Hartmann überwand endlich seinen Widerwillen und war mit drei, vier schnellen Schritten bei Kyle. Schaudernd blickte er auf das herab, was vor dem Megamann auf dem Boden lag. Es war verrückt - er stand praktisch vor dem unheimlichen Etwas, aber er konnte es immer noch nicht richtig erkennen. Vor dem Etwas lag eine tote Ratte. Ihr Rückgrat war gebrochen und der Körper mit einem Dutzend Wunden übersät, deren bloßer Anblick ihm den Magen herumdrehte. Ihre Krallen und die fast fingerlangen Reißzähne waren auch im Tode in den Körper ihres Gegners geschlagen, und Hartmanns Augen nahmen den Kadaver der Ratte in jedem noch so winzigen Detail wahr - aber nicht das Wesen, das sie umgebracht hatte!

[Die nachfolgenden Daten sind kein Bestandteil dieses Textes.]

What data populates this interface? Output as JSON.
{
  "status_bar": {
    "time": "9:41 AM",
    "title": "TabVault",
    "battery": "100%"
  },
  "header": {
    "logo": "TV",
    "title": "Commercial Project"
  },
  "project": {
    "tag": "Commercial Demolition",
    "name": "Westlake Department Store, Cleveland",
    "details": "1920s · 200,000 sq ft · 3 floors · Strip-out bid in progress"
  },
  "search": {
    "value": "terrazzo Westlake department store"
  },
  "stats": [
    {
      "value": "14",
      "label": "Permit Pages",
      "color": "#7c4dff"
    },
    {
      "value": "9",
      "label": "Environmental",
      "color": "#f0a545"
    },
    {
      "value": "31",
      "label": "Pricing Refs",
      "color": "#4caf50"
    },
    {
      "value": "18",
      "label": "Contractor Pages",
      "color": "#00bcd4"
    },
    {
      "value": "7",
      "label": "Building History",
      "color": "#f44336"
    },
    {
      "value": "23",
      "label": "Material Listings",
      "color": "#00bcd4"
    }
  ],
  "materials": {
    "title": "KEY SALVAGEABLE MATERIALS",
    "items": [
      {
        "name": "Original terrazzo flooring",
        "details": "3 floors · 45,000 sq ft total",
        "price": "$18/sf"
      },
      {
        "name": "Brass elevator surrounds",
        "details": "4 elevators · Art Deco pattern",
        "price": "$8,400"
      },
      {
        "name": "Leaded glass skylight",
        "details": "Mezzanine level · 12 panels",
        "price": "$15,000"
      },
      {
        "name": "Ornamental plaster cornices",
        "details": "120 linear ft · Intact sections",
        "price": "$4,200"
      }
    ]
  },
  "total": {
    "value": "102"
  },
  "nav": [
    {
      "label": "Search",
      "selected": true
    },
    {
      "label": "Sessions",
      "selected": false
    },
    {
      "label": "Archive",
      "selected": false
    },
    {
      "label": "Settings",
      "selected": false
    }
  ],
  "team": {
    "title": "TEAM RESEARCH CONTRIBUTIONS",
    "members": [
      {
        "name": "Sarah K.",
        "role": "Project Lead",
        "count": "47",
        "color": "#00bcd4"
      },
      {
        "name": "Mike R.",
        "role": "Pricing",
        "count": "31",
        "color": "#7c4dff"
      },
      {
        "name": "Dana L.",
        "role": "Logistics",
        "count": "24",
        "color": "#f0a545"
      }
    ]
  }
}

»Was ... was ist das?« murmelte er hilflos. Er hob den Blick und sah Kyle an, aber im allerersten Moment erkannte er in dessen Gesicht nichts als Bestürzung und Ratlosigkeit. Es dauerte eine Sekunde, bis der Megamann überhaupt zu registrieren schien, daß er etwas gesagt hatte.

»Das ist einer von ihnen«, sagte er.